Vor diesem Hintergrund wird schon seit Jahren teils heftig darüber diskutiert, ob Smartphones im Unterricht bzw. an den Schulen erlaubt sein sollen oder nicht. Da dies (bislang) in der Entscheidungshoheit der Schulen selbst liegt, sieht das Bild entsprechend bunt aus: Am einen Ende der Skala gibt es Schulen, die überhaupt keine offiziellen Regelungen zu Smartphones haben, am anderen Ende stehen Schulen, die ein komplettes Verbot ausgesprochen haben. Einige Bundesländer haben nun allerdings Regelungen beschlossen, die ab dem Schuljahr 2025/26 gelten.


Zu den häufigeren Pro-Verbotsargumenten zählen, dass Smartphones vom Unterricht ablenken und die Konzentration stören, die Kreativität vermindern, Cybermobbing an der Schule ermöglichen, und das psychische Wohlbefinden beeinträchtigen. Sofern die Eltern nicht selbsttätig die Smartphonenutzung ihrer Kinder regulieren, ermöglicht ein fehlendes Verbot zudem quasi eine ununterbrochene Nutzung von morgens bis abends und begünstigt damit Suchtverhalten.


Auf der Contra-Verbotsseite wird darauf verwiesen, dass ein Smartphone auch ein gutes Lernmittel sein kann, die Schulen einen verantwortungsvollen Umgang mit der Technologie nur vermittel können, wenn sie erlaubt ist, und Mobbing dann im Zweifel einfach nach der Schule stattfindet aber das Problem nicht verschwindet.
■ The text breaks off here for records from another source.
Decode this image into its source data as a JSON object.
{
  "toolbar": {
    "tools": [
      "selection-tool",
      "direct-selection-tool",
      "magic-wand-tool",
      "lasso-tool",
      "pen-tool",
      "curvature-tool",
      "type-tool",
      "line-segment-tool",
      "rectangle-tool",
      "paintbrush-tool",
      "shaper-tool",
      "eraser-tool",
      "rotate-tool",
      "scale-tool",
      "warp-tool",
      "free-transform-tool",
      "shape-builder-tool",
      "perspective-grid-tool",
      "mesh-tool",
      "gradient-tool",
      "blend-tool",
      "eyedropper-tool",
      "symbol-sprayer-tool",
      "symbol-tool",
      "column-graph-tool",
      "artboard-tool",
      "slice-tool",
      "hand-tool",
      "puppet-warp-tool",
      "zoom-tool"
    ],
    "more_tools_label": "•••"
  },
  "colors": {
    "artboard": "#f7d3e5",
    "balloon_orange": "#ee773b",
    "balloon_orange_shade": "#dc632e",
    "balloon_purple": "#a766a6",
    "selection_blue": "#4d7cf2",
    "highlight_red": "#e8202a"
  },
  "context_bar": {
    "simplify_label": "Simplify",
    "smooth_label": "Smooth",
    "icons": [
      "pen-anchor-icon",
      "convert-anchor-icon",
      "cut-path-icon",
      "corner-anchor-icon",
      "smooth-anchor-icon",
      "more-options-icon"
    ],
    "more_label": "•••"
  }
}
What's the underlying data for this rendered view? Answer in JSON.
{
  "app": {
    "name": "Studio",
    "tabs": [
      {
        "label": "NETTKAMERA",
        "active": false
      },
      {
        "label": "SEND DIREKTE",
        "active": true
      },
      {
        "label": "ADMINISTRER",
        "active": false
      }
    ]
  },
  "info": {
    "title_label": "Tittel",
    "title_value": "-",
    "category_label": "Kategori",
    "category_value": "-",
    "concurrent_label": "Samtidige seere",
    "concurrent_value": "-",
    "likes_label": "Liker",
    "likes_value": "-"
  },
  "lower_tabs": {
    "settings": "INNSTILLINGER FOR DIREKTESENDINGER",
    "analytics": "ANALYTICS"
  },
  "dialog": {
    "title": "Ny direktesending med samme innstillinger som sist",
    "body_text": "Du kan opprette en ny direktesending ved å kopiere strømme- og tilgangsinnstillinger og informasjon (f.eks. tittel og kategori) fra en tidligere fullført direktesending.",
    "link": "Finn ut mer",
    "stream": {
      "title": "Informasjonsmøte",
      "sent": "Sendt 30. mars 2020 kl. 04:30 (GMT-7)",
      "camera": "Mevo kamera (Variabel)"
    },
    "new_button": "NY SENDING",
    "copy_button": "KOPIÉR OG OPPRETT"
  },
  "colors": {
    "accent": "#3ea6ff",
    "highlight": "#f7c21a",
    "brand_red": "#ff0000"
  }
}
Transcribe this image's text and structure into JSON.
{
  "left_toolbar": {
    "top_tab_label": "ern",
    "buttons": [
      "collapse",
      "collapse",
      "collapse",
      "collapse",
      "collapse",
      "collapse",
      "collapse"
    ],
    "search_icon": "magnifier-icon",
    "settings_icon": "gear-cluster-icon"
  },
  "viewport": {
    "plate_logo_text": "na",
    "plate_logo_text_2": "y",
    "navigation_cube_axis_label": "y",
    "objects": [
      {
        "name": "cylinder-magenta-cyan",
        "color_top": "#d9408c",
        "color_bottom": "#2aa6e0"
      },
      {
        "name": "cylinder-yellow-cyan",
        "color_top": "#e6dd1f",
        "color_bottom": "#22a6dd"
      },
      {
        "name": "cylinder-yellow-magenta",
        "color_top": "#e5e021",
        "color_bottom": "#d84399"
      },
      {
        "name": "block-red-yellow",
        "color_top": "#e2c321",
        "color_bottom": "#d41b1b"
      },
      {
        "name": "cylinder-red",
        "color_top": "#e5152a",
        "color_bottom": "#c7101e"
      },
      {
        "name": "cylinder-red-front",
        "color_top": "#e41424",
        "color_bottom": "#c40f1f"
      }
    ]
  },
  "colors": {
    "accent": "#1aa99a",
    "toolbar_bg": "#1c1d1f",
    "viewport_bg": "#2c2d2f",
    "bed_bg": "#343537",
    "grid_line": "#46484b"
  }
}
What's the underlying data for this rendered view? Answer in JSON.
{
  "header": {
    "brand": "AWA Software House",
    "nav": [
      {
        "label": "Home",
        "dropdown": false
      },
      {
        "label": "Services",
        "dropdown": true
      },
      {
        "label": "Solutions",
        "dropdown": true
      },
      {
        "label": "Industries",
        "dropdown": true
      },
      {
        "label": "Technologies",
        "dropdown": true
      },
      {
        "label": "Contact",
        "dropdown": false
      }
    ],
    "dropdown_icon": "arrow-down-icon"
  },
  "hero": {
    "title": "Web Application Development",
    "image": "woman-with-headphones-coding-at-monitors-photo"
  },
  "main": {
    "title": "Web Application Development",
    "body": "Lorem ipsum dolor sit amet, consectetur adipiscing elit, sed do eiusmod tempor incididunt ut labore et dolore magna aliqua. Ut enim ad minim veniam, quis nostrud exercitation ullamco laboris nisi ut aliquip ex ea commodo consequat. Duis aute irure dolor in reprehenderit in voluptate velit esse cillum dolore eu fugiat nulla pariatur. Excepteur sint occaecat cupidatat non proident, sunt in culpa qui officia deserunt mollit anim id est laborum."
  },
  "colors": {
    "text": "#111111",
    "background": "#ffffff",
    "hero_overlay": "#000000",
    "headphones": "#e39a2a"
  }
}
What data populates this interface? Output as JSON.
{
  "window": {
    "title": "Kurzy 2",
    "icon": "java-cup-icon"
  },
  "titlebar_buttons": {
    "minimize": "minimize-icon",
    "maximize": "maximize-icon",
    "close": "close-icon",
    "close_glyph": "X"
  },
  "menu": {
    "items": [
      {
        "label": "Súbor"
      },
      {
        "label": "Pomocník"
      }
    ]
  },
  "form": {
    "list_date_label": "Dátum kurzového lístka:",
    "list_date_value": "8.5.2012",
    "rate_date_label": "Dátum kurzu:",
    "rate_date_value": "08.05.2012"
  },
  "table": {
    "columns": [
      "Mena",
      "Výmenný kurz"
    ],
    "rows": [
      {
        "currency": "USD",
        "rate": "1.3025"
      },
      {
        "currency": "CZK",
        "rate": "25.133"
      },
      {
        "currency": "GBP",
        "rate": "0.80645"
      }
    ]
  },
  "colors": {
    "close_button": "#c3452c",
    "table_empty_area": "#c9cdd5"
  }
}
Mitunter wird auch die Meinung vertreten, dass die Verbotsdiskussion aus einer Überforderung der Erwachsenen heraus erfolge und es eigentlich gar kein echtes Problem gebe.


Politisch entschieden wurde nun, sich eher auf die Pro-Verbotsseite zu schlagen. In vielen Bundesländern geht der Trend nachdrücklich zum Smartphoneverbot an Grundschulen. Schleswig-Holstein und Bremen haben sich für ein Verbot bis zur 9. bzw. 10. Klasse entschieden, in Mecklenburg-Vorpommern gibt es dahingehende, aber nicht bindende Empfehlungen vom Bildungsministerium. Besonders streng ist Hessen: dort gilt nun ein prinzipielles Verbot von privater Smartphonenutzung an Schulen. Mitgebracht werden darf bzw. soll es aber, sowohl für Notfälle, als auch für die schulische Nutzung im Unterricht. Einige Länder haben Regelungen noch in Planung, abseits von Grundschulen sind jedoch keine weiteren strikten Verbote geplant, und manche Länder, wie Sachsen-Anhalt oder Hamburg, haben sich gegen landesweite Vorgaben entschieden und verweisen auf die Entscheidungshoheit der Schulen in dieser Frage.


In Niedersachsen gibt es ebenfalls keine einheitlichen Regelungen und das Bildungsministerium zeigt sich Verboten gegenüber – auch hier mit der Ausnahme Grundschule – eher ablehnend. Nun kommt in Niedersachsen aber von unerwarteter Seite wieder Bewegung in die Sache: Die Drogeriekette Rossmann startete mit regionalen Partnern jüngst die Kampagne „Handyfrei bis zur 10. Klasse“. Als Familienunternehmen übernehme Rossmann seit „jeher soziale Verantwortung für nachfolgende Generationen“, wie es in einer Mitteilung zur Kampagne heißt. Das Unternehmen verweist dabei auf Empfehlungen der Nationalen Akademie der Wissenschaften Leopoldina, die ebenfalls „Handyfreie Zeiten und Zonen bis zur 10. Klasse“ als notwendig ansehe.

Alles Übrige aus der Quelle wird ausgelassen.